Think of a curious child. It will touch, smell, taste, look at and listen to almost anything. And once it learns to talk, anything and everything bottled up in its mind will come out. It's an innate urge to absorb information and to communicate information. It's a universal human urge.
The Internet, in effect, offers a huge set of bottled ideas for the child in all of us, and each bottle keeps on giving... and giving... and giving.... That is why we have information abundance.
Think of DNA. They are also like bottled ideas. Mother Nature bottled these ideas into genes, cells, organisms and species, and put an intrinsic reproductive urge in every living organism, to spread one's DNA, to reproduce one's own kind.
That is why nature – and if we do it right, agriculture too – also keeps on giving... and giving... and giving... through balanced and highly-productive ecosystems that provide us with perpetual streams of natural income – new soil, clean air and water, food, stuff for clothes and houses, medicine, fuel, industrial inputs, and a thousand other goods and services, as well as psychic rewards too.

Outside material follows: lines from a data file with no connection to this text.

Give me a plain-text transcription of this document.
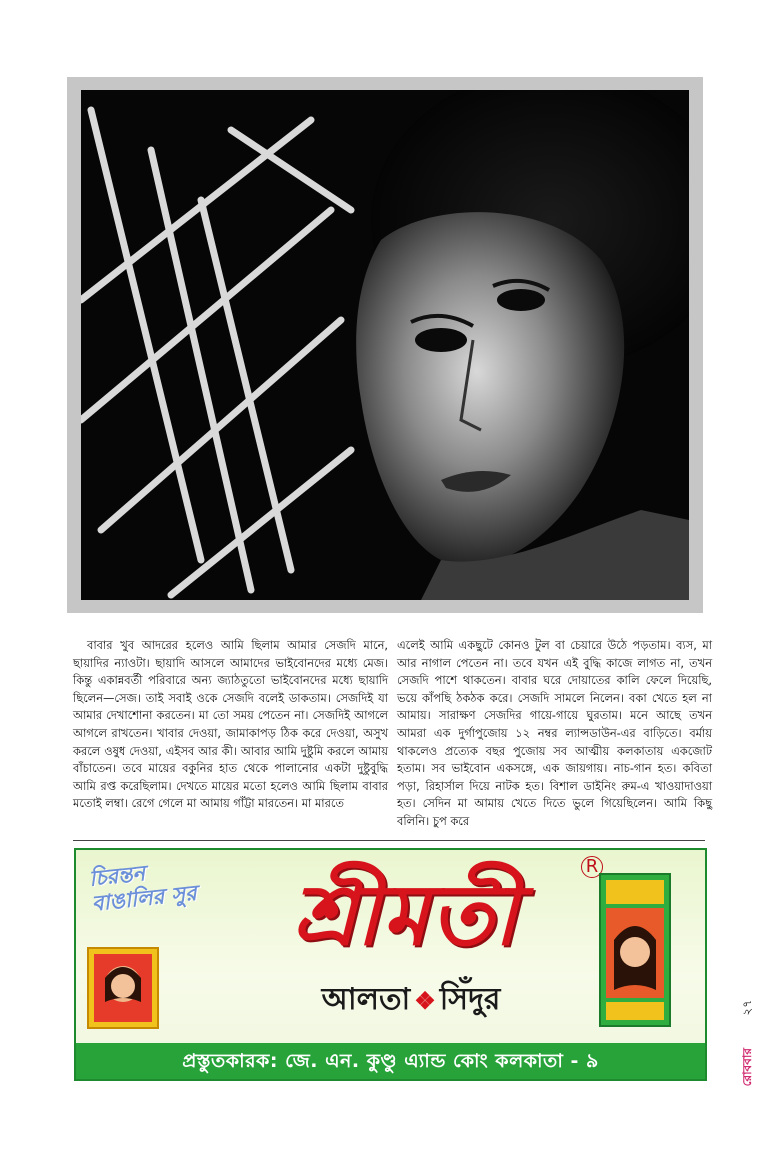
বাবার খুব আদরের হলেও আমি ছিলাম আমার সেজদি মানে, ছায়াদির ন্যাওটা। ছায়াদি আসলে আমাদের ভাইবোনদের মধ্যে মেজ। কিন্তু একান্নবর্তী পরিবারে অন্য জ্যাঠতুতো ভাইবোনদের মধ্যে ছায়াদি ছিলেন—সেজ। তাই সবাই ওকে সেজদি বলেই ডাকতাম। সেজদিই যা আমার দেখাশোনা করতেন। মা তো সময় পেতেন না। সেজদিই আগলে আগলে রাখতেন। খাবার দেওয়া, জামাকাপড় ঠিক করে দেওয়া, অসুখ করলে ওষুধ দেওয়া, এইসব আর কী। আবার আমি দুষ্টুমি করলে আমায় বাঁচাতেন। তবে মায়ের বকুনির হাত থেকে পালানোর একটা দুষ্টুবুদ্ধি আমি রপ্ত করেছিলাম। দেখতে মায়ের মতো হলেও আমি ছিলাম বাবার মতোই লম্বা। রেগে গেলে মা আমায় গাঁট্টা মারতেন। মা মারতে

এলেই আমি একছুটে কোনও টুল বা চেয়ারে উঠে পড়তাম। ব্যস, মা আর নাগাল পেতেন না। তবে যখন এই বুদ্ধি কাজে লাগত না, তখন সেজদি পাশে থাকতেন। বাবার ঘরে দোয়াতের কালি ফেলে দিয়েছি, ভয়ে কাঁপছি ঠকঠক করে। সেজদি সামলে নিলেন। বকা খেতে হল না আমায়। সারাক্ষণ সেজদির গায়ে-গায়ে ঘুরতাম। মনে আছে তখন আমরা এক দুর্গাপুজোয় ১২ নম্বর ল্যান্সডাউন-এর বাড়িতে। বর্মায় থাকলেও প্রত্যেক বছর পুজোয় সব আত্মীয় কলকাতায় একজোট হতাম। সব ভাইবোন একসঙ্গে, এক জায়গায়। নাচ-গান হত। কবিতা পড়া, রিহার্সাল দিয়ে নাটক হত। বিশাল ডাইনিং রুম-এ খাওয়াদাওয়া হত। সেদিন মা আমায় খেতে দিতে ভুলে গিয়েছিলেন। আমি কিছু বলিনি। চুপ করে

চিরন্তন
বাঙালির সুর	শ্রীমতী	R
আলতা ❖ সিঁদুর
প্রস্তুতকারক: জে. এন. কুণ্ডু এ্যান্ড কোং কলকাতা - ৯
২৭
রোববার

Where life does not bloom abundantly anymore, something must have upset the natural abundance. Even these damaged ecosystems, if left alone, soon teem with life again.
The generative logic we see in many commons comes, I suggest, from the inner logic of sharing in humans and reproduction in living organisms.
The massive bulk of water and minerals on earth and energy from the sun are also wellsprings of abundance.
The earth's mineral abundance is non-renewable and must be managed differently from renewable solar energy. As oil production peaks, for instance, the era of cheap abundant liquid fuels will some come to an end. Peak oil should teach us an unforgettable lesson in managing bottles of goods that are used up. Those who miss the lesson will go for more coal, nuclear power and agrofuels. Those who get it will shift to clean renewables, energy efficiency and planned “descent”, as what transition towns are now doing.
One more wellspring of abundance: the webs of positive human relationships – acquaintances, friendships, family, community – which generate feelings of peace, contentment, love, happiness and other psychic rewards which defy quantification.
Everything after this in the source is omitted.